Rompió el alba las postreras tinieblas. Más allá de la laguna, una vasta estepa punteada por acacias espinosas, ásperos chaparros, versátiles aladiernos, majuelos en flor, oscuros matorrales… Limpio el aire como después de una tempestad; el mundo en calma.
- ¡Hermoso día y buen tiempo! –cantó Álex el Morado.
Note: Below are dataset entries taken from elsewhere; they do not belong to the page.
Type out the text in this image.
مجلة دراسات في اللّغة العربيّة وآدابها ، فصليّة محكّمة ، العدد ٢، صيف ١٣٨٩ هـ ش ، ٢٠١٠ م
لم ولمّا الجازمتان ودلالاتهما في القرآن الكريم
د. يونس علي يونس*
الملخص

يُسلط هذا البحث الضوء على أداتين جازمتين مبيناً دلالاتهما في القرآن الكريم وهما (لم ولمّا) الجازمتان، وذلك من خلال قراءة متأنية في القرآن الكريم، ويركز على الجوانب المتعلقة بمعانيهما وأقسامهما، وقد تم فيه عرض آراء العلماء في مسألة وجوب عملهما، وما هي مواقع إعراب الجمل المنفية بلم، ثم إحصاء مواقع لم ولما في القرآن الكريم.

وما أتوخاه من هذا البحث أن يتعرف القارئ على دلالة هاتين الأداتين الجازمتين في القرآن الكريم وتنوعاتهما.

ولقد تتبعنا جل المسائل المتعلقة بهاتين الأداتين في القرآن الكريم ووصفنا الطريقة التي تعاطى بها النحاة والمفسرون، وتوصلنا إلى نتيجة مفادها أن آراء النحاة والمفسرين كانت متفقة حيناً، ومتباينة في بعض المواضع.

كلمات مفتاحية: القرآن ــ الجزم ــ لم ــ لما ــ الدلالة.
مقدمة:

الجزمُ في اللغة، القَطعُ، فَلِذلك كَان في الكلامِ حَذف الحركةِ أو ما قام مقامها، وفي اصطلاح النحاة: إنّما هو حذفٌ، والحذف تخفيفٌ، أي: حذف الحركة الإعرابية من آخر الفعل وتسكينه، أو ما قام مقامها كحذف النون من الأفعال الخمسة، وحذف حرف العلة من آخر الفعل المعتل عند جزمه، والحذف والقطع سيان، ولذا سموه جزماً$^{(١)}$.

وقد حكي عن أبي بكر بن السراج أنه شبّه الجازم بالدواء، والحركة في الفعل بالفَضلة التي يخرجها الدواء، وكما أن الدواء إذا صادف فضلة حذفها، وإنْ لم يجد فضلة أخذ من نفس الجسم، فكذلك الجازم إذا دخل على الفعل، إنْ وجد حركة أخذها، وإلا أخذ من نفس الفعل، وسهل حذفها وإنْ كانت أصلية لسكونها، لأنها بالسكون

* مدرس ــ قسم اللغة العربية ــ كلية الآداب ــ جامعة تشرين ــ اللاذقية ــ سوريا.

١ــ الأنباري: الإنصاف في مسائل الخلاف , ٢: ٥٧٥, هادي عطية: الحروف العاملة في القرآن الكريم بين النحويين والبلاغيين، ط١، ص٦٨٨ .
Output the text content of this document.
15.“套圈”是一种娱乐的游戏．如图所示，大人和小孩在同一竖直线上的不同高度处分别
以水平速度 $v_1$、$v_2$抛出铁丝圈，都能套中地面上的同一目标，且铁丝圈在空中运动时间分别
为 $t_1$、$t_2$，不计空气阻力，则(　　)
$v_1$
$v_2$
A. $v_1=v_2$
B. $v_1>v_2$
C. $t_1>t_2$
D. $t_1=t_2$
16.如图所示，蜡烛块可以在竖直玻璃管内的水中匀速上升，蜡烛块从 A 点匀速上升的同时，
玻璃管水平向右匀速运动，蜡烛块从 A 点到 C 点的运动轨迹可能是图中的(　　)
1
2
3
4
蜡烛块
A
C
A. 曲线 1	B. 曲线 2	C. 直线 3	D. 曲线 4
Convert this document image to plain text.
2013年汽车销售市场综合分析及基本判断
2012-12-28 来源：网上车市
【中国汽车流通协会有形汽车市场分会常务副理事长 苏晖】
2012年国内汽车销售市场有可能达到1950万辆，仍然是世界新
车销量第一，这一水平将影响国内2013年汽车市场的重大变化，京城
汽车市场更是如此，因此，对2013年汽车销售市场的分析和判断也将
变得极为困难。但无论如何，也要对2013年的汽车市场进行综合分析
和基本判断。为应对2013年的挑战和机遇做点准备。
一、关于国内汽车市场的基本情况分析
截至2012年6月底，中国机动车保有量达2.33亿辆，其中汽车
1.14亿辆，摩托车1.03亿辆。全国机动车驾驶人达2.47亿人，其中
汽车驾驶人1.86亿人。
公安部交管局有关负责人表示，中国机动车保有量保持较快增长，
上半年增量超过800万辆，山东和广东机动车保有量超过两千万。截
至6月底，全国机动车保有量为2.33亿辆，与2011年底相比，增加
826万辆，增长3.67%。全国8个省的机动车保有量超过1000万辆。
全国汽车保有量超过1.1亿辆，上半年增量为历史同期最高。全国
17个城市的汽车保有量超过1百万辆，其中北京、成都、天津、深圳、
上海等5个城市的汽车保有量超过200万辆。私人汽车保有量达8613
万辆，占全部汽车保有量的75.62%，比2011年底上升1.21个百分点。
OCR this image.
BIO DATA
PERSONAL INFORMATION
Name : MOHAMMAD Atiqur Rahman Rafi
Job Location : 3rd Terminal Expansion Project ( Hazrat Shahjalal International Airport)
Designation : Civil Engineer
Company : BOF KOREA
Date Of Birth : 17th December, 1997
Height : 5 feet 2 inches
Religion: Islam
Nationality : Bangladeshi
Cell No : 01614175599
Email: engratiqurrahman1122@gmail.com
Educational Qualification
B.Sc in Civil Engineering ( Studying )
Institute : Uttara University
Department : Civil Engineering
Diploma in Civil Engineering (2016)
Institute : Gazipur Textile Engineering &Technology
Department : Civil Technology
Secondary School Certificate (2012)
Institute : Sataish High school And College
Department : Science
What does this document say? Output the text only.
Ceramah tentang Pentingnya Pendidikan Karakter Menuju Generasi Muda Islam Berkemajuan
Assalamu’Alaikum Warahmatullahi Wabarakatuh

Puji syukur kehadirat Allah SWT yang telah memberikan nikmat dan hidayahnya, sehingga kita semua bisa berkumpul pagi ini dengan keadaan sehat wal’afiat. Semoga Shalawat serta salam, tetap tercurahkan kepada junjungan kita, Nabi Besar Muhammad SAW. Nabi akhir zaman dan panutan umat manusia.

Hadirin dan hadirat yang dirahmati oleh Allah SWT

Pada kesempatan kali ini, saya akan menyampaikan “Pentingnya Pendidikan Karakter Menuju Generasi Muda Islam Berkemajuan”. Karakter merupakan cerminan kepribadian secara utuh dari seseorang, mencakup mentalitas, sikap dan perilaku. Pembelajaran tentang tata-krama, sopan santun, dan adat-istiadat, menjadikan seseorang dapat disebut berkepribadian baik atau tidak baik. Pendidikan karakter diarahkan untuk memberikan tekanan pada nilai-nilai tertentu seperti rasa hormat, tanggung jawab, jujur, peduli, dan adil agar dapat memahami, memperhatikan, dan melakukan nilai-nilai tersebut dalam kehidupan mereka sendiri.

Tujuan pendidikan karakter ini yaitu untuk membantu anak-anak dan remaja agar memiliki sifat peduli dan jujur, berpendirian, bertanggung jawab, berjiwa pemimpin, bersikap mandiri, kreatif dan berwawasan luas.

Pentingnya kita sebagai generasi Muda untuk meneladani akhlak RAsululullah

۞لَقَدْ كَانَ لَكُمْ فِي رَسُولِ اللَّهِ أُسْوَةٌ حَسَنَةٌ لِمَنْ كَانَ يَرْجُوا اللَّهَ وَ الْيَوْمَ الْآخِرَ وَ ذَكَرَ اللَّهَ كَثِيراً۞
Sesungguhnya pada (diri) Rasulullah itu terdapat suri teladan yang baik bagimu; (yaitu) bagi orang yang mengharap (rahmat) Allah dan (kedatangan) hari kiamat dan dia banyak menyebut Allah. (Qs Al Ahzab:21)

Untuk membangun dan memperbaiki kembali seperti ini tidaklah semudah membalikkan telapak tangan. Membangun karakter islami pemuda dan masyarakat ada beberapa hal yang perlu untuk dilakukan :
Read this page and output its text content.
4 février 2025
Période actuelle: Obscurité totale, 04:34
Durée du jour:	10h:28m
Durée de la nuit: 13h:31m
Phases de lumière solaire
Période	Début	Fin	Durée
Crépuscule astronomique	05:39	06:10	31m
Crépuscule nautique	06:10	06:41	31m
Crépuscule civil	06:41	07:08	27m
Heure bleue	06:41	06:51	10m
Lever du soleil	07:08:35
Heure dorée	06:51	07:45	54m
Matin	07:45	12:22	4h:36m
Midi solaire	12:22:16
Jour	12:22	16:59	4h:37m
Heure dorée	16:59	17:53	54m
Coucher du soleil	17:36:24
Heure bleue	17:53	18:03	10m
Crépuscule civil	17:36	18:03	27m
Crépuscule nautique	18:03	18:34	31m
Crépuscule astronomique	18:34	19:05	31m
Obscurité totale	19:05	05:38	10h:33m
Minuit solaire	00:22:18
- ¡Detente tiempo, eres tan hermoso! –respondió Tordés el Recto, recordando melancólico lo que hubo murmurado al oído de Larisa cuando eran uña y carne, antes de que las vilezas del tiempo los separasen. Partirse de la presencia de su señora le fue tan grave y doloroso como apartar el corazón de sus carnes. Fue después del primer beso y asomaba aún, sombra de Nostalgia, un resto de voluptuosidad y alegría en su memoria, migaja de aquel sabor en su reminiscencia. Y el vértigo temporal con su trampa no cesaba. La misión incumplida y la vida precipitándose en su caída, como plomizo metal, ganando velocidad.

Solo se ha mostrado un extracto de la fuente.